Texas Senate Passes Bogus Eminent Domain Reform Bill

Here’s some more bad news for those of us seeking real eminent domain reform, rather than style-over-substance feel-good legislation. Here’s the Dallas Morning News uncritically reporting on the eminent domain “reform” bill’s passage by the Texas Senate:

Legislation aimed at strengthening the rights of property owners in eminent domain cases in Texas won unanimous approval in the Senate on Wednesday.

The measure, which goes to the House, passed the Senate in similar form two years ago, but fell victim to an impasse in the House that killed scores of bills in the final days of the last legislative session.

Sen. Craig Estes, R-Wichita Falls, author of the proposal, said his aim is to “restore balance” in the eminent domain process where a government agency or other entity takes private property for a public purpose and compensates the landowner.

Despite previous changes in the law, Estes said the “deck of cards is still stacked against private property owners” because the eminent domain process “does not always properly recognize the true value of a private landowner’s interest.”

Among the various provisions in the bill is language that would allow the original landowner to repurchase his property if no progress toward public use of the land occurs within 10 years of when it is acquired by the governmental entity.

That’s some nice rhetoric. Unfortunately, these protections are largely meaningless. The bill allows takings for recreational facilities as defined under Section 49.462 of the Texas Water Code, for instance. So if the government is attempting to condemn your property to make way for a bike trail, good luck getting a court to grant you injunctive relief.

The bill also fails to reign in blight condemnations. Declaring a property or area blighted has been an urban renewal trick common throughout the country since the Supreme Court’s 1954 Berman v. Parker decision. In most states, including Texas, governments or their agents can declare entire areas blighted, even if your property is in phenomenal condition. Furthermore, government entities in Texas can condemn property under Chapter 374 of the Local Government Code if officials believe knocking down your house is somehow a means to “preventing an area susceptible to blight from becoming blighted.” A real reform bill would have addressed abuse of blight standards and prohibited area blight condemnations.
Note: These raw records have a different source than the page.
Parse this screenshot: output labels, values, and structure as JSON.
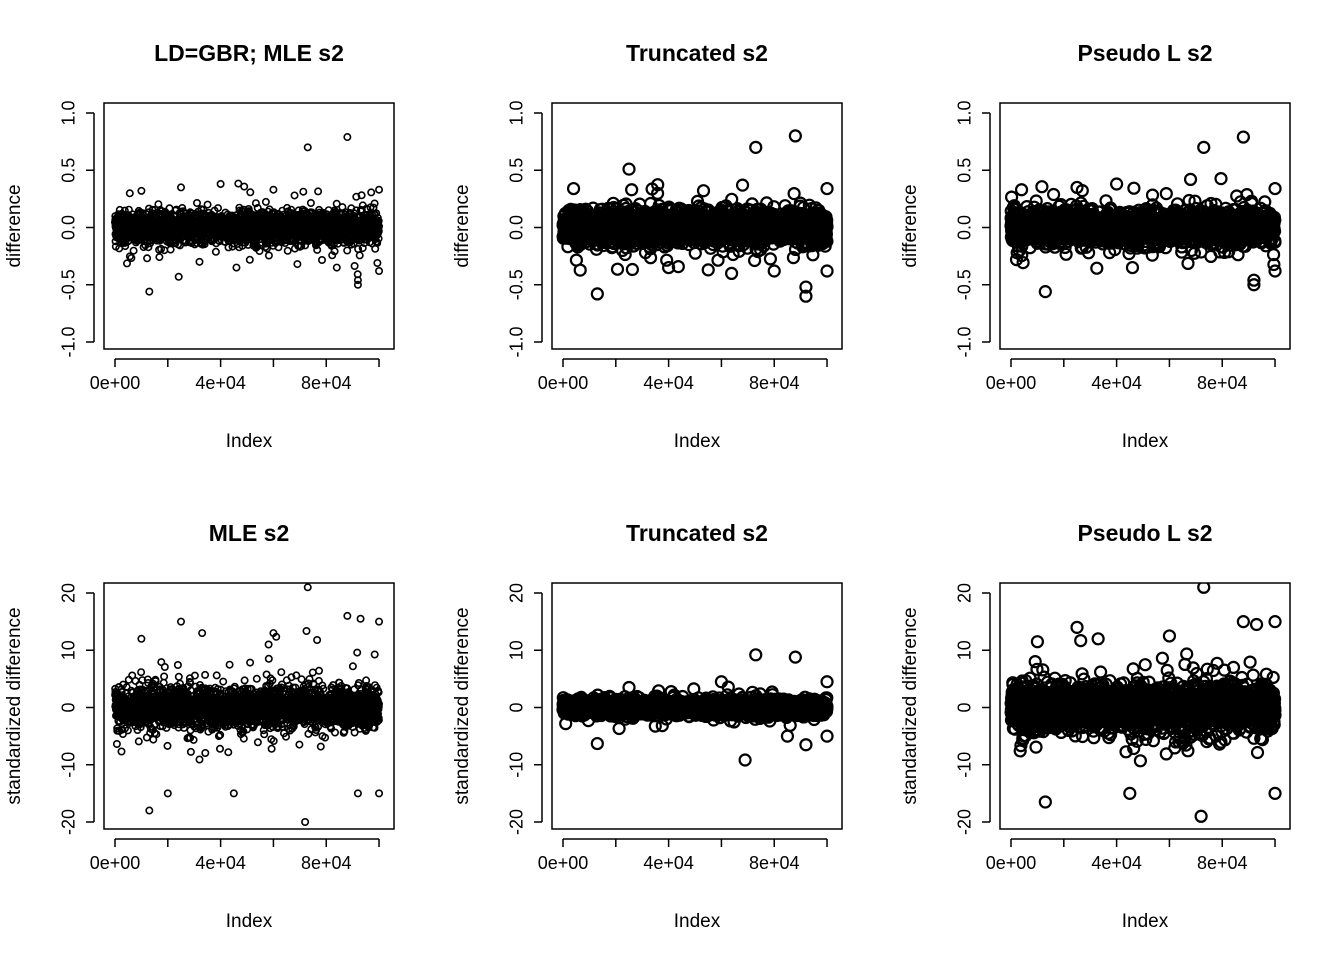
{
  "chart_data": [
    {
      "id": "p1",
      "type": "scatter",
      "title": "LD=GBR; MLE s2",
      "xlabel": "Index",
      "ylabel": "difference",
      "xlim": [
        0,
        100000
      ],
      "ylim": [
        -1.0,
        1.0
      ],
      "xticks": [
        0,
        20000,
        40000,
        60000,
        80000,
        100000
      ],
      "xtick_labels": [
        "0e+00",
        "",
        "4e+04",
        "",
        "8e+04",
        ""
      ],
      "yticks": [
        -1.0,
        -0.5,
        0.0,
        0.5,
        1.0
      ],
      "ytick_labels": [
        "-1.0",
        "-0.5",
        "0.0",
        "0.5",
        "1.0"
      ],
      "n_points": 100000,
      "bulk_spread": 0.12,
      "outliers": [
        {
          "x": 13000,
          "y": -0.56
        },
        {
          "x": 25000,
          "y": 0.35
        },
        {
          "x": 40000,
          "y": 0.38
        },
        {
          "x": 46000,
          "y": -0.35
        },
        {
          "x": 60000,
          "y": 0.33
        },
        {
          "x": 68000,
          "y": 0.28
        },
        {
          "x": 73000,
          "y": 0.7
        },
        {
          "x": 88000,
          "y": 0.79
        },
        {
          "x": 92000,
          "y": -0.5
        },
        {
          "x": 92000,
          "y": -0.46
        },
        {
          "x": 100000,
          "y": 0.33
        },
        {
          "x": 100000,
          "y": -0.38
        },
        {
          "x": 10000,
          "y": 0.32
        },
        {
          "x": 32000,
          "y": -0.3
        },
        {
          "x": 84000,
          "y": -0.35
        }
      ],
      "marker_size": 3.2
    },
    {
      "id": "p2",
      "type": "scatter",
      "title": "Truncated s2",
      "xlabel": "Index",
      "ylabel": "difference",
      "xlim": [
        0,
        100000
      ],
      "ylim": [
        -1.0,
        1.0
      ],
      "xticks": [
        0,
        20000,
        40000,
        60000,
        80000,
        100000
      ],
      "xtick_labels": [
        "0e+00",
        "",
        "4e+04",
        "",
        "8e+04",
        ""
      ],
      "yticks": [
        -1.0,
        -0.5,
        0.0,
        0.5,
        1.0
      ],
      "ytick_labels": [
        "-1.0",
        "-0.5",
        "0.0",
        "0.5",
        "1.0"
      ],
      "n_points": 100000,
      "bulk_spread": 0.12,
      "outliers": [
        {
          "x": 13000,
          "y": -0.58
        },
        {
          "x": 25000,
          "y": 0.51
        },
        {
          "x": 26000,
          "y": 0.33
        },
        {
          "x": 40000,
          "y": -0.35
        },
        {
          "x": 68000,
          "y": 0.37
        },
        {
          "x": 73000,
          "y": 0.7
        },
        {
          "x": 88000,
          "y": 0.8
        },
        {
          "x": 92000,
          "y": -0.6
        },
        {
          "x": 92000,
          "y": -0.52
        },
        {
          "x": 100000,
          "y": 0.34
        },
        {
          "x": 100000,
          "y": -0.38
        },
        {
          "x": 4000,
          "y": 0.34
        },
        {
          "x": 55000,
          "y": -0.37
        },
        {
          "x": 80000,
          "y": -0.38
        }
      ],
      "marker_size": 5.5
    },
    {
      "id": "p3",
      "type": "scatter",
      "title": "Pseudo L s2",
      "xlabel": "Index",
      "ylabel": "difference",
      "xlim": [
        0,
        100000
      ],
      "ylim": [
        -1.0,
        1.0
      ],
      "xticks": [
        0,
        20000,
        40000,
        60000,
        80000,
        100000
      ],
      "xtick_labels": [
        "0e+00",
        "",
        "4e+04",
        "",
        "8e+04",
        ""
      ],
      "yticks": [
        -1.0,
        -0.5,
        0.0,
        0.5,
        1.0
      ],
      "ytick_labels": [
        "-1.0",
        "-0.5",
        "0.0",
        "0.5",
        "1.0"
      ],
      "n_points": 100000,
      "bulk_spread": 0.12,
      "outliers": [
        {
          "x": 13000,
          "y": -0.56
        },
        {
          "x": 25000,
          "y": 0.35
        },
        {
          "x": 40000,
          "y": 0.38
        },
        {
          "x": 68000,
          "y": 0.42
        },
        {
          "x": 73000,
          "y": 0.7
        },
        {
          "x": 88000,
          "y": 0.79
        },
        {
          "x": 92000,
          "y": -0.5
        },
        {
          "x": 92000,
          "y": -0.46
        },
        {
          "x": 100000,
          "y": 0.34
        },
        {
          "x": 100000,
          "y": -0.38
        },
        {
          "x": 4000,
          "y": 0.33
        },
        {
          "x": 46000,
          "y": -0.35
        }
      ],
      "marker_size": 5.5
    },
    {
      "id": "p4",
      "type": "scatter",
      "title": "MLE s2",
      "xlabel": "Index",
      "ylabel": "standardized difference",
      "xlim": [
        0,
        100000
      ],
      "ylim": [
        -22,
        23
      ],
      "xticks": [
        0,
        20000,
        40000,
        60000,
        80000,
        100000
      ],
      "xtick_labels": [
        "0e+00",
        "",
        "4e+04",
        "",
        "8e+04",
        ""
      ],
      "yticks": [
        -20,
        -10,
        0,
        10,
        20
      ],
      "ytick_labels": [
        "-20",
        "-10",
        "0",
        "10",
        "20"
      ],
      "n_points": 100000,
      "bulk_spread": 3.2,
      "outliers": [
        {
          "x": 13000,
          "y": -18
        },
        {
          "x": 25000,
          "y": 15
        },
        {
          "x": 73000,
          "y": 21
        },
        {
          "x": 72000,
          "y": -20
        },
        {
          "x": 88000,
          "y": 16
        },
        {
          "x": 93000,
          "y": 15.5
        },
        {
          "x": 100000,
          "y": 15
        },
        {
          "x": 100000,
          "y": -15
        },
        {
          "x": 20000,
          "y": -15
        },
        {
          "x": 45000,
          "y": -15
        },
        {
          "x": 92000,
          "y": -15
        },
        {
          "x": 60000,
          "y": 13
        },
        {
          "x": 33000,
          "y": 13
        },
        {
          "x": 10000,
          "y": 12
        }
      ],
      "marker_size": 3.2
    },
    {
      "id": "p5",
      "type": "scatter",
      "title": "Truncated s2",
      "xlabel": "Index",
      "ylabel": "standardized difference",
      "xlim": [
        0,
        100000
      ],
      "ylim": [
        -22,
        23
      ],
      "xticks": [
        0,
        20000,
        40000,
        60000,
        80000,
        100000
      ],
      "xtick_labels": [
        "0e+00",
        "",
        "4e+04",
        "",
        "8e+04",
        ""
      ],
      "yticks": [
        -20,
        -10,
        0,
        10,
        20
      ],
      "ytick_labels": [
        "-20",
        "-10",
        "0",
        "10",
        "20"
      ],
      "n_points": 100000,
      "bulk_spread": 1.1,
      "outliers": [
        {
          "x": 73000,
          "y": 9.2
        },
        {
          "x": 88000,
          "y": 8.8
        },
        {
          "x": 13000,
          "y": -6.3
        },
        {
          "x": 92000,
          "y": -6.5
        },
        {
          "x": 100000,
          "y": 4.5
        },
        {
          "x": 100000,
          "y": -5
        },
        {
          "x": 60000,
          "y": 4.5
        },
        {
          "x": 25000,
          "y": 3.5
        },
        {
          "x": 85000,
          "y": -5
        }
      ],
      "marker_size": 5.5
    },
    {
      "id": "p6",
      "type": "scatter",
      "title": "Pseudo L s2",
      "xlabel": "Index",
      "ylabel": "standardized difference",
      "xlim": [
        0,
        100000
      ],
      "ylim": [
        -22,
        23
      ],
      "xticks": [
        0,
        20000,
        40000,
        60000,
        80000,
        100000
      ],
      "xtick_labels": [
        "0e+00",
        "",
        "4e+04",
        "",
        "8e+04",
        ""
      ],
      "yticks": [
        -20,
        -10,
        0,
        10,
        20
      ],
      "ytick_labels": [
        "-20",
        "-10",
        "0",
        "10",
        "20"
      ],
      "n_points": 100000,
      "bulk_spread": 3.2,
      "outliers": [
        {
          "x": 73000,
          "y": 21
        },
        {
          "x": 72000,
          "y": -19
        },
        {
          "x": 13000,
          "y": -16.5
        },
        {
          "x": 88000,
          "y": 15
        },
        {
          "x": 93000,
          "y": 14.5
        },
        {
          "x": 100000,
          "y": 15
        },
        {
          "x": 100000,
          "y": -15
        },
        {
          "x": 45000,
          "y": -15
        },
        {
          "x": 25000,
          "y": 14
        },
        {
          "x": 33000,
          "y": 12
        },
        {
          "x": 60000,
          "y": 12.5
        },
        {
          "x": 10000,
          "y": 11.5
        }
      ],
      "marker_size": 5.5
    }
  ]
}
The bill also includes a provision that requires that the government offer to sell the condemned property back to the property owner at the price the owner was compensated at the time of condemnation if the property is not put to public use within 10 years. However, property owners often must spend a considerable amount on legal fees when fighting eminent domain condemnation. This means that a significant portion of the compensation settlement often has to be used to repay attorneys and other expenses, and that many owners can’t simply repurchase their property at the settlement price. This provision could have more teeth in terms of offering property owners protection if government entities in Texas were forced compensate owners at no less than 125 percent of market value (as Michigan requires under Article 10, Section 2 of the state Constitution), and then allowed property owners to repurchase their condemned properties at straight (100 percent) market value as assessed at the time of condemnation.